500.com, Sungy Surge On Small Offerings
Media are hailing the big first-day gains of 500.com (NYSE: WBAI) and Sungy Mobile (Nasdaq: GOMO) in their New York trading debuts, saying the strong performance reflects a return of investor confidence to Chinese Internet stocks after a 2 year pause. I agree with that assessment somewhat, but would also offer the contrarian viewpoint that this pair of offerings was quite small, and thus the gains for both companies could have been easily influenced by the big banks underwriting the deals.
The hype from a strong trading debut is beneficial to not only the newly listed companies, but also for the banks as it helps them to find new business from other Chinese IPO candidates. The real test of investor sentiment probably won’t come for another few months, as we wait to see where these companies’ American Depositary Shares (ADSs) will be trading after the initial hype of their new listings fades.
Before I continue with my thoughts on the bigger picture, let’s take a closer look at these 2 offerings that have become the latest in a year-end surge of IPOs for Chinese tech firms in New York. We’ll begin with 500.com, an online seller of lottery tickets. The company got a shaky start when it had to halve the size of its IPO due to weak demand. But then sentiment seemed to pick up, and it raised its price range from an original $9-$11 per ADS to $11-$13, and ended up setting its final price at $13.
In the end, 500.com sold 5.8 million shares to raise $75 million, or half the $150 million it had originally targeted. (English article) Its shares surged as much as 70 percent on their debut trading day, and ultimately closed up 54 percent at $20.01. Volume was strong at 6.9 million ADSs, meaning that most people who bought IPO shares probably sold them on the first day — not an uncommon occurrence but also hardly a vote of confidence in the firm.

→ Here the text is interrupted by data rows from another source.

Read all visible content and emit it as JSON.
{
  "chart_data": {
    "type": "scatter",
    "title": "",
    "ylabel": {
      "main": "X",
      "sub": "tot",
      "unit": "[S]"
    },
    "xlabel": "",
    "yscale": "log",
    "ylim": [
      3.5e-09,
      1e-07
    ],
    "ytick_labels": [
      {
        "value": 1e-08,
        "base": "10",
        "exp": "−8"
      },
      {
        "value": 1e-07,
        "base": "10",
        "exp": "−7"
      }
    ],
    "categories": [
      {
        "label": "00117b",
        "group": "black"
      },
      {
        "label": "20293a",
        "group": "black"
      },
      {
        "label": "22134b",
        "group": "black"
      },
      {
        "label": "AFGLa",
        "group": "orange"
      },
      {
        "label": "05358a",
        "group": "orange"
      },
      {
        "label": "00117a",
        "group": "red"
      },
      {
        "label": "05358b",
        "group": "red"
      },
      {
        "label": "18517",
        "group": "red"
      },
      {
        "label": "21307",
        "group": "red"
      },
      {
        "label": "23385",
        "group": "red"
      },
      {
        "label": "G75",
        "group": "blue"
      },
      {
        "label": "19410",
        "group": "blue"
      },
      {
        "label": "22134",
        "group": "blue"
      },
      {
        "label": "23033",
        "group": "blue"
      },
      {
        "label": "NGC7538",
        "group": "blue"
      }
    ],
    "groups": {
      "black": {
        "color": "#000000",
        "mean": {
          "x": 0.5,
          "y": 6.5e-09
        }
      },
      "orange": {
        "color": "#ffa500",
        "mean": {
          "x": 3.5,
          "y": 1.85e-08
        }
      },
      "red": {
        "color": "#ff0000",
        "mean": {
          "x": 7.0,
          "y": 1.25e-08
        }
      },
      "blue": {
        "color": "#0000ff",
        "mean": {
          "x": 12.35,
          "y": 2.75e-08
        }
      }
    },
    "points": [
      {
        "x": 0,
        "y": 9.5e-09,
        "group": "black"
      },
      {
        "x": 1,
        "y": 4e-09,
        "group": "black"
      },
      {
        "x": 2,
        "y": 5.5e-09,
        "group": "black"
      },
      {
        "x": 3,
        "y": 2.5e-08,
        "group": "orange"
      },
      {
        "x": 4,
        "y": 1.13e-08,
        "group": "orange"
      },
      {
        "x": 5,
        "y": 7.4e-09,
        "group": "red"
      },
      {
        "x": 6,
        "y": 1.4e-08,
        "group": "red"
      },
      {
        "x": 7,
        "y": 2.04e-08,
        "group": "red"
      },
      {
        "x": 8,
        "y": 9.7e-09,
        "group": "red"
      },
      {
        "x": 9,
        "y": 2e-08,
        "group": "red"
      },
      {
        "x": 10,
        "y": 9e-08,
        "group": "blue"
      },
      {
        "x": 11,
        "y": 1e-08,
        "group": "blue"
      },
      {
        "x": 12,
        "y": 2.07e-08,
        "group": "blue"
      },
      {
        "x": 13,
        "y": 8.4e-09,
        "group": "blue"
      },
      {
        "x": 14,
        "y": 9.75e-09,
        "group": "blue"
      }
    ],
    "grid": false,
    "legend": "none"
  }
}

Meantime, Sungy Mobile sold 7 million ADSs at $11.22 each, near the upper end of their range of $9.50 to $11.50, to raise $79 million, also near the company’s original target. Shares of the mobile apps developer surged as much as 44 percent on their first trading day on heavy volume of 9 million ADSs, and ultimately settled down to end up 19 percent at $13.35. Like 500.com, Sungy’s volume on its first trading day was bigger than the number of shares it sold, meaning most investors who purchased IPO shares probably sold them on the first trading day.
Both companies benefited from having major investment banks underwrite their offerings, with Deutsche Bank leading the 500.com offering and Credit Suisse and JPMorgan teaming up on the Sungy Mobile deal. Some analysts pointed out that having such big banks on the deals was a positive signal for investors, since the big banks are all being extra careful to avoid controversy after a string of accounting scandals that triggered the initial confidence crisis 2 years ago.
I would agree with that assessment, and have written that before. But at the same time, these 2 offerings combined have raised a relatively modest $150 million — hardly a big sum compared with many of the big-name Chinese Internet IPOs in the days before the confidence crisis. When the numbers are that small, it becomes much easier for investment banks to influence the IPO performance, especially for big names like JPMorgan, Deutsche Bank and Credit Suisse, whose clients own billions of dollars in assets and would consider $150 million pocket change.
I’m not accusing the banks of any wrongdoing, since they are only trying to do their job by bringing together their IPO customers with their investor clients. But I’m not fully convinced that newly listed shares of 500.com and Sungy Mobile will continue to post strong gains, and would be more inclined to bet they will slowly move downward in the next few weeks to approach their IPO levels.
Bottom line: Shares of 500.com and Sungy Mobile are likely to stagnate in the next few weeks following their strong debuts, and could even settle back to their IPO levels.